Once the key is in place, you will need to create a trigger and a notification. The trigger should match the service you wish to have restarted, for example:

 Name: restart_splunkd
 Enabled: checked
 Rule: all of the following rules
   Event Class contains /Status/OSProcess
   Count equals 1
   Severity is greater than or equal to Warning
   Component (Sub-Element) contains splunkd

Then create a notification to act on that trigger. The notification will need to have a Commmand action, and the command should look like:

$ /usr/bin/ssh -oStrictHostKeyChecking=no -i ~zenoss/.ssh/id_dsa_restart root@${evt/device} splunk restart

Since the ssh key entry above already contans the "/sbin/service" part of the command, you should only pass the arguments to that command in the notification. The "splunk restart" above will cause the remote system to execute "/sbin/service splunk restart" as root on the remote system.

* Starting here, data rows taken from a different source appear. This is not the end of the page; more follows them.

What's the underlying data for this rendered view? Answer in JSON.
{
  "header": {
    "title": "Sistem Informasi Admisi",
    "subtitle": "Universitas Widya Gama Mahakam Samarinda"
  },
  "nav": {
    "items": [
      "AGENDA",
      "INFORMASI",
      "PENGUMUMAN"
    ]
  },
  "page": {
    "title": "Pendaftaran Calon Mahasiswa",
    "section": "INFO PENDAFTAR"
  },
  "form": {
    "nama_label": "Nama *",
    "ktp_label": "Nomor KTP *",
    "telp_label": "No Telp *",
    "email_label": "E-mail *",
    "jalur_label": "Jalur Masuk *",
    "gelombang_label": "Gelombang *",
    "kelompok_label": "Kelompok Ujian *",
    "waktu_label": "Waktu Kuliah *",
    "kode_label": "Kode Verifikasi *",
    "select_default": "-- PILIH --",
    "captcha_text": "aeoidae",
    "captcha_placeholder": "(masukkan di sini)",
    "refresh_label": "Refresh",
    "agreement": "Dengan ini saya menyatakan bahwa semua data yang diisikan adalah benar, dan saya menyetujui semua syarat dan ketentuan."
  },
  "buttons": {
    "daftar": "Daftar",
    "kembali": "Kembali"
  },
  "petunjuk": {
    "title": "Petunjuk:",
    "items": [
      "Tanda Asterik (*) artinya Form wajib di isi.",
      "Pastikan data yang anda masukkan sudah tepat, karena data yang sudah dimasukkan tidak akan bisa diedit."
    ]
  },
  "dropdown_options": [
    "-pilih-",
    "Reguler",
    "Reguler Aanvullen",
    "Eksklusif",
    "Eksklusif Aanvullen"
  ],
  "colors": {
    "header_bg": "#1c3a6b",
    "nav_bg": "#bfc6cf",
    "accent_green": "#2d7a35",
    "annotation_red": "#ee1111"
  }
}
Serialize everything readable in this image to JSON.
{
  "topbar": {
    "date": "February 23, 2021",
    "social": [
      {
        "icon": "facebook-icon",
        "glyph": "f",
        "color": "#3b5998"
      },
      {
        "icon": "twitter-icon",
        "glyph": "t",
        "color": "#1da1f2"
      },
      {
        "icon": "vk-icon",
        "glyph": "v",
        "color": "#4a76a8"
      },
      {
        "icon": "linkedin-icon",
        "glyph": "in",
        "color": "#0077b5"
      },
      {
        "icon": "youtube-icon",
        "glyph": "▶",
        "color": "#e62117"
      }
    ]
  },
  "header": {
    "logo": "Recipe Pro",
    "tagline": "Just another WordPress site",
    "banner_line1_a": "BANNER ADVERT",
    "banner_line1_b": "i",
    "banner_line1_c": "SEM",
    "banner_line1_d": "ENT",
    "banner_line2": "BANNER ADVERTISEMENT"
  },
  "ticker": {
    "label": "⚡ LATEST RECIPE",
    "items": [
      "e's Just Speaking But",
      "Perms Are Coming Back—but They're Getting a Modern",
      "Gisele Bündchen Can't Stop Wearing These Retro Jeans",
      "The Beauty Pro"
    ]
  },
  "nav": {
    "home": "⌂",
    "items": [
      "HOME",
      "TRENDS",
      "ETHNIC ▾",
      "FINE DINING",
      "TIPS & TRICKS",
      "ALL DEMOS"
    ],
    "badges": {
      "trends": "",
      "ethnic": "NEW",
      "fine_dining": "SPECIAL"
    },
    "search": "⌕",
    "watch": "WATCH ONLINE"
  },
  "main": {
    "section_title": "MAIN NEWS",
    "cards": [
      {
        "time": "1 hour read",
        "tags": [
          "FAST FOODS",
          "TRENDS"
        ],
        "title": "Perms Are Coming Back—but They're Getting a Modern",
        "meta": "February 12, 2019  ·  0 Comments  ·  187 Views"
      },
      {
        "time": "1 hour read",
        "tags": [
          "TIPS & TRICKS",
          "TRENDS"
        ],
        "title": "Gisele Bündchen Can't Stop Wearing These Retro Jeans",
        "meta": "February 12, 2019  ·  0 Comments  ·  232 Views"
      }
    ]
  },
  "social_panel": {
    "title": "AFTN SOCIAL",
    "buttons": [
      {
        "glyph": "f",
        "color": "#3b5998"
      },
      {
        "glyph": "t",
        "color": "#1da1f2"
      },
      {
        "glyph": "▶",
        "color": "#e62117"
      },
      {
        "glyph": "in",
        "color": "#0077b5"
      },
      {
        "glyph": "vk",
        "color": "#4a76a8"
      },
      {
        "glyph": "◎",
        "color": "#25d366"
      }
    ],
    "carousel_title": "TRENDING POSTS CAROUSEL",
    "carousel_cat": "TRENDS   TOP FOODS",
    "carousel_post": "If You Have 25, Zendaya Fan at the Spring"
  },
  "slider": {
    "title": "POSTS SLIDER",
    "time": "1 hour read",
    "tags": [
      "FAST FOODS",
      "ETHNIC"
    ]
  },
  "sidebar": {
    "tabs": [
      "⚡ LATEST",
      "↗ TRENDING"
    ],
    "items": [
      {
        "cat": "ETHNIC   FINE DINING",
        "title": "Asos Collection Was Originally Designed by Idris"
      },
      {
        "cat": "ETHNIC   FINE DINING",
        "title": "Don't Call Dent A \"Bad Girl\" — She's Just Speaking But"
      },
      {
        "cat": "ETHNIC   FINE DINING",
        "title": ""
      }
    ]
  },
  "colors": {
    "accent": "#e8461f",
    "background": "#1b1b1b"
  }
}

If you wish to receive notifications if the service restart fails, create a second trigger like the one above and define it with a count of 2. That way it will only trigger on the second failure, which will only occur if the restart fails.

Windows

The process is almost identical for Windows with the main difference being the command that you run. This uses the "net" command from the samba-common package (on RHEL).

For a generic service trigger you might use:

 Name: restart_win_service
 Enabled: checked
 Rule: all of the following rules
   Device Class contains /Server/Windows/WMI
   Event Class contains /Status/WinService
   Count equals 1
   Severity is greater than or equal to Error

Your notification should look something like:

/usr/bin/net rpc service start '${evt/component}' -I ${dev/id} -U '${dev/zWinUser}%${dev/zWinPassword}'

The above will restart whatever service component fails as long as the user/password combination in zWinUser/zWinPassword has the rights to remotely start services on your server.